Answer 2 · 2023-04-12T21:12:33.000Z

I assume the Metal.jl issue will be opened in the Metal.jl repo.

Answer 3 · 2023-04-13T18:10:22.000Z

@ViralBShah I assume the Metal.jl issue will be opened in the Metal.jl repo.

@maleadt , should I open a Metal.jl issue as well?

Answer 4 · 2023-04-13T18:14:24.000Z

As mentioned on Slack I normally prefer more specific/concrete issues -- less actionable ones tend to get forgotten -- but we can always use a tracking issue on the Metal.jl repo, sure.

Answer 5 · 2023-04-13T18:19:03.000Z

Yep, I'm afraid I don't have more specific stuff at this point, haven't done any in-depth profiling (and I'm so not a Metal.jl expert).
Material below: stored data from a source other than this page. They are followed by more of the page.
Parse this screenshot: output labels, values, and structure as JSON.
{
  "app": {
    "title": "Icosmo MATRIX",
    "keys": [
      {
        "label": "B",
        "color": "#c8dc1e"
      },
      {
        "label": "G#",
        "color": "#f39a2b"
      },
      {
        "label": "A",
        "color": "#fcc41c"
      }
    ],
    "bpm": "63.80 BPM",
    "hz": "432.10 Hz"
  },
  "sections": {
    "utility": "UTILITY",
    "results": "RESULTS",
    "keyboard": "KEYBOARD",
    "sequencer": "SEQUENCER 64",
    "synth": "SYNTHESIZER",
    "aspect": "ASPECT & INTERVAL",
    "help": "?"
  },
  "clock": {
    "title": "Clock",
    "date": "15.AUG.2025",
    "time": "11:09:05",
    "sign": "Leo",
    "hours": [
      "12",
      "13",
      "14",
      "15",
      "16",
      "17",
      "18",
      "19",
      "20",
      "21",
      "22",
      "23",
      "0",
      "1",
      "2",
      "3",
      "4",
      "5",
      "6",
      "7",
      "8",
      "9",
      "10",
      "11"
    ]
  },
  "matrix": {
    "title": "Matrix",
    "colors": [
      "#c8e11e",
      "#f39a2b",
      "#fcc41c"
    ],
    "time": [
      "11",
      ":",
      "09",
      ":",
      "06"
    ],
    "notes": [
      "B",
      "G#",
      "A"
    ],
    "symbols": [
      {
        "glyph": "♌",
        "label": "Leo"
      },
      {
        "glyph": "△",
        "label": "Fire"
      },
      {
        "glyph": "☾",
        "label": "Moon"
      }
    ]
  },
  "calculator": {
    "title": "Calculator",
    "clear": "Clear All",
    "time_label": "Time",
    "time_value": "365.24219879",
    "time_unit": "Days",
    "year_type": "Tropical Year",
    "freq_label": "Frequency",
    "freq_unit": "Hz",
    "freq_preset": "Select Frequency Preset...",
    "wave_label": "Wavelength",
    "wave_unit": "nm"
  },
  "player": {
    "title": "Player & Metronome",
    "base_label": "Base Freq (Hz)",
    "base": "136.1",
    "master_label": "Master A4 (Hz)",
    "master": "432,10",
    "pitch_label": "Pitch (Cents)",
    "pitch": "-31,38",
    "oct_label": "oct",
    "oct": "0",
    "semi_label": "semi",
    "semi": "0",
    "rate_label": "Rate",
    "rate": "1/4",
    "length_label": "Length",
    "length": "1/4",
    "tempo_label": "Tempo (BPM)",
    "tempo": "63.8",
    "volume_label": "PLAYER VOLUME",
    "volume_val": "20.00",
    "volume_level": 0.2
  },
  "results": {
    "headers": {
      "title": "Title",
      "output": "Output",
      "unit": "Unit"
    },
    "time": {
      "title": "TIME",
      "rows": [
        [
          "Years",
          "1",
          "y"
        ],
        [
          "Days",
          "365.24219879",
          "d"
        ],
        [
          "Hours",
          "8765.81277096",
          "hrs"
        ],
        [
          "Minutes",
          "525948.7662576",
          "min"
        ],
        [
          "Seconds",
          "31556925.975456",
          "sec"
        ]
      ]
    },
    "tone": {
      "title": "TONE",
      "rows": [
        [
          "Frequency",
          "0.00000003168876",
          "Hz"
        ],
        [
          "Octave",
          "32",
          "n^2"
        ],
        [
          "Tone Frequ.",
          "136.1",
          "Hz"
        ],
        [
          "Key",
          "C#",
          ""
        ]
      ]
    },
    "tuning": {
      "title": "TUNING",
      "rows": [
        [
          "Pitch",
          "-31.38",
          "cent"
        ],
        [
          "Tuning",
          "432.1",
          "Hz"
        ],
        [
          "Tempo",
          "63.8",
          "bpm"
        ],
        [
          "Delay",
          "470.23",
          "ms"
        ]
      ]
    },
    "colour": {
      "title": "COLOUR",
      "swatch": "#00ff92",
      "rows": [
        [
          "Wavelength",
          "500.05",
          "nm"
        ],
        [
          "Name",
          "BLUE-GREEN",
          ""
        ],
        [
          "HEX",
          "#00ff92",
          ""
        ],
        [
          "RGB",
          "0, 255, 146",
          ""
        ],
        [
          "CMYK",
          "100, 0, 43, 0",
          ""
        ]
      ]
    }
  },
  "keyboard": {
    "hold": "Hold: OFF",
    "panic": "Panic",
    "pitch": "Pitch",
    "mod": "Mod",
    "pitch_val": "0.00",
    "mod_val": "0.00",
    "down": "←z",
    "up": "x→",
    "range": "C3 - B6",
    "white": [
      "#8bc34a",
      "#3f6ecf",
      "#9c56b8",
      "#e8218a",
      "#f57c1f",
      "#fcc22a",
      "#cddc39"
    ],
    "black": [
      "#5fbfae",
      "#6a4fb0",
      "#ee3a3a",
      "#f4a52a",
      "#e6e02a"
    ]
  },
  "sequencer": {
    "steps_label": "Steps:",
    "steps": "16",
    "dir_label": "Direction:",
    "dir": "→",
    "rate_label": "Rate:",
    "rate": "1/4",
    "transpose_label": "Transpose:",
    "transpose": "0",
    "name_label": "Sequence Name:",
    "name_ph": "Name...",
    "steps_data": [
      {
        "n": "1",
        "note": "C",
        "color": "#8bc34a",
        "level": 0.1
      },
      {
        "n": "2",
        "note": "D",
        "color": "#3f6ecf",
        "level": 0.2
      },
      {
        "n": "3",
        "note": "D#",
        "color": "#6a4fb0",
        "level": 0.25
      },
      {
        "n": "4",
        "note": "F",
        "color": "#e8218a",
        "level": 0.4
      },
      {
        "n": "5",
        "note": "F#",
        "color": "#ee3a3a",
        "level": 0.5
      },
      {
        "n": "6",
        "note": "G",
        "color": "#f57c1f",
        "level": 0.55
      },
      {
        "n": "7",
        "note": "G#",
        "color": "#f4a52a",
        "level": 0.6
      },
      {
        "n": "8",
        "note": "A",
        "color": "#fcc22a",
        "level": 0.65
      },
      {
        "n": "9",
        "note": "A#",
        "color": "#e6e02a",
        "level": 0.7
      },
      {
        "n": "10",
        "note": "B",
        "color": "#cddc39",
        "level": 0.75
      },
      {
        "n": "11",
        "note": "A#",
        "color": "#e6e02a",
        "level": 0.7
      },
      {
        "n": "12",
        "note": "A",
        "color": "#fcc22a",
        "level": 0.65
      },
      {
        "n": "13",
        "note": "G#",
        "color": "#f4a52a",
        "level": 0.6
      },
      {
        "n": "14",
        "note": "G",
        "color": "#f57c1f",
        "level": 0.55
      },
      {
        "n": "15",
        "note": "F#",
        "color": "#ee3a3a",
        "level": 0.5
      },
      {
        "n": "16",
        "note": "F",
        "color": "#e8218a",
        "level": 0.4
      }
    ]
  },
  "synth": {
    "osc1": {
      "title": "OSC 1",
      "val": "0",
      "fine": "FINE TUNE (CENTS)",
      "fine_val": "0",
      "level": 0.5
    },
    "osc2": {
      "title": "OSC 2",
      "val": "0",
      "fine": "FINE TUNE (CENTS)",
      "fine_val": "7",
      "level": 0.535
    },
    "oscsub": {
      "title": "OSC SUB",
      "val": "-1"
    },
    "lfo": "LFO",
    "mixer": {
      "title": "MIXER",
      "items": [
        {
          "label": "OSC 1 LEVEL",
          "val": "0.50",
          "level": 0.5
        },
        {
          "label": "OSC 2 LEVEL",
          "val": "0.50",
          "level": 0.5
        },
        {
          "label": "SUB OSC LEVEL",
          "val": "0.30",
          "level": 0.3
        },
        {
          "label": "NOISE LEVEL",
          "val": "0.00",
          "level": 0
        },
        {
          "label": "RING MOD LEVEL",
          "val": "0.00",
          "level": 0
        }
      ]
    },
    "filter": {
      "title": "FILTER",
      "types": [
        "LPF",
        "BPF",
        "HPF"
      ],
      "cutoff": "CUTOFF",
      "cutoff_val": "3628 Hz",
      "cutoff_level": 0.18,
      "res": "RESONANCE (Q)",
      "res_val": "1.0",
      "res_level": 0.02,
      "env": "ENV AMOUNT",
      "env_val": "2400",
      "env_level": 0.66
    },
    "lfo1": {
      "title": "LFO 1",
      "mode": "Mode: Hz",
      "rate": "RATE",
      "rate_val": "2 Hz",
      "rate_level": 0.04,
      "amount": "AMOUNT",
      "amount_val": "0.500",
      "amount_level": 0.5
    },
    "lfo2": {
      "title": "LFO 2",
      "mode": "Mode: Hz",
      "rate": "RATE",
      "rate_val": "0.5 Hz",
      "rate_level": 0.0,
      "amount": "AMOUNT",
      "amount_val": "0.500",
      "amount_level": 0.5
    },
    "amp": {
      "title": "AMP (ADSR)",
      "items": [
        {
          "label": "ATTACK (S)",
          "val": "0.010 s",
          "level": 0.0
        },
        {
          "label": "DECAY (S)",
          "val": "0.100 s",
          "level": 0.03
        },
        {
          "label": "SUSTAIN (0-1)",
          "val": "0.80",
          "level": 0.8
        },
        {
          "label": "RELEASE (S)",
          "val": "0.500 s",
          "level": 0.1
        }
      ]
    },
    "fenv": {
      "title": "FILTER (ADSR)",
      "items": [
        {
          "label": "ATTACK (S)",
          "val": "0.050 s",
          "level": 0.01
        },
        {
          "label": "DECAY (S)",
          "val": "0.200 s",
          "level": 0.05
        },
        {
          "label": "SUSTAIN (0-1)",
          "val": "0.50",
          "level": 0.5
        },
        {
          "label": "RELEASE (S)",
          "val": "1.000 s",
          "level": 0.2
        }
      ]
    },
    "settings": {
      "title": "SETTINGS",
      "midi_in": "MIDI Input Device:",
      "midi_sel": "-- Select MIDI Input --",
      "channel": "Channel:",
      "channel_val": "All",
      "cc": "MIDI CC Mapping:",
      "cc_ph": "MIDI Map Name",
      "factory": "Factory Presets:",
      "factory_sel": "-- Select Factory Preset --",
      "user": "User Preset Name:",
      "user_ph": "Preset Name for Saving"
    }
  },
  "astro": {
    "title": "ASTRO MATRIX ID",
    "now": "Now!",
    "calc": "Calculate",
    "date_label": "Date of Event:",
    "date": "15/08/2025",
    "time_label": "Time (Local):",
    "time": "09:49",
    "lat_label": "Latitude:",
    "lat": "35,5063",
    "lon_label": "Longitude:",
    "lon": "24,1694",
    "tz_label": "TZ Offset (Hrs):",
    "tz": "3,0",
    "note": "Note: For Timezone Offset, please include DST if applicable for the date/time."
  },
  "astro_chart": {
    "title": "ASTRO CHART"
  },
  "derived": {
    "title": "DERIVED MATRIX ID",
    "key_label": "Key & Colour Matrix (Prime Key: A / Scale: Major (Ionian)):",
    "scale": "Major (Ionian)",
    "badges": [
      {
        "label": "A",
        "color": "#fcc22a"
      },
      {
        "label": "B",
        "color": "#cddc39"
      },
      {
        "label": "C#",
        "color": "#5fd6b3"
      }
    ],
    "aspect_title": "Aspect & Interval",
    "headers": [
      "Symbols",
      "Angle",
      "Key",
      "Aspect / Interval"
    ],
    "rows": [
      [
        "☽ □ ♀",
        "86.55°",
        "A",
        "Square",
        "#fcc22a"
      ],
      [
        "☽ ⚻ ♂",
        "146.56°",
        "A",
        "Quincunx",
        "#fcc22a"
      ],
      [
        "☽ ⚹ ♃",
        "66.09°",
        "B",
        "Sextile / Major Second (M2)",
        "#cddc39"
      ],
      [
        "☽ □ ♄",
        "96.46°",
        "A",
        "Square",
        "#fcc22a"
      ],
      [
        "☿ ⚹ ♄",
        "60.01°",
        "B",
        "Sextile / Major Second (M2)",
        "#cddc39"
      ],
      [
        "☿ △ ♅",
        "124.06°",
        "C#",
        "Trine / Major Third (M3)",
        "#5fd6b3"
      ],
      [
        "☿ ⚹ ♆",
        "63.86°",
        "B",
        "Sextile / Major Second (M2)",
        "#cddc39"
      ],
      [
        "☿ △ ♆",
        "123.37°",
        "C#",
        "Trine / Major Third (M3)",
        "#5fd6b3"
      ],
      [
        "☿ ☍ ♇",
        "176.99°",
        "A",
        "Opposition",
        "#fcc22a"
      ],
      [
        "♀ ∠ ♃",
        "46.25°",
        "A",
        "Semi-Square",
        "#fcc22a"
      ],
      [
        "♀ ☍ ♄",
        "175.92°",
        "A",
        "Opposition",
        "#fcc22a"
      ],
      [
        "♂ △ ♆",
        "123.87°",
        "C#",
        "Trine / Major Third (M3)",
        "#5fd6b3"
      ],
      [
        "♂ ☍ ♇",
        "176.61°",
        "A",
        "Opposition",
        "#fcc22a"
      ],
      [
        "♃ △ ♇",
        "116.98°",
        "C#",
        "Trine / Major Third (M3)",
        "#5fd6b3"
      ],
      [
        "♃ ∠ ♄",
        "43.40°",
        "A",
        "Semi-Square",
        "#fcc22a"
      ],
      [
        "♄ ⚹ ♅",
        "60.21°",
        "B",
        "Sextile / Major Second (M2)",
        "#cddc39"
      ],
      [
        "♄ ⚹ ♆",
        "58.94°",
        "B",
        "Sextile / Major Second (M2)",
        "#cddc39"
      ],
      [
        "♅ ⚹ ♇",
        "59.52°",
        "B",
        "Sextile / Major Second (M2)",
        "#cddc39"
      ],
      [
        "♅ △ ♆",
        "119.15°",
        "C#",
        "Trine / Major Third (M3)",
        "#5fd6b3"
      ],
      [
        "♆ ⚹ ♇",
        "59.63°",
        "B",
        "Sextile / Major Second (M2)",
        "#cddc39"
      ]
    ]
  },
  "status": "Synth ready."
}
Maybe @christiangnrd can open some more concrete issues - do you plan to investigate this a bit more on Apple Silicon, @christiangnrd ?

Answer 6 · 2023-04-14T16:02:22.000Z

I'll try to investigate a bit but I'm very new to GPU programming so I might only be able to help with surface-level things.

Answer 7 · 2023-04-14T18:46:37.000Z

No worries, I'm sure any kind of contribution will be very much appreciated!

Answer 8 · 2024-10-03T11:55:24.000Z

The demo runs through on Metal now on a recent MacBook, so I'm closing this. Will try do do a proper runtime comparison across recent versions of the various GPU backends again sometime.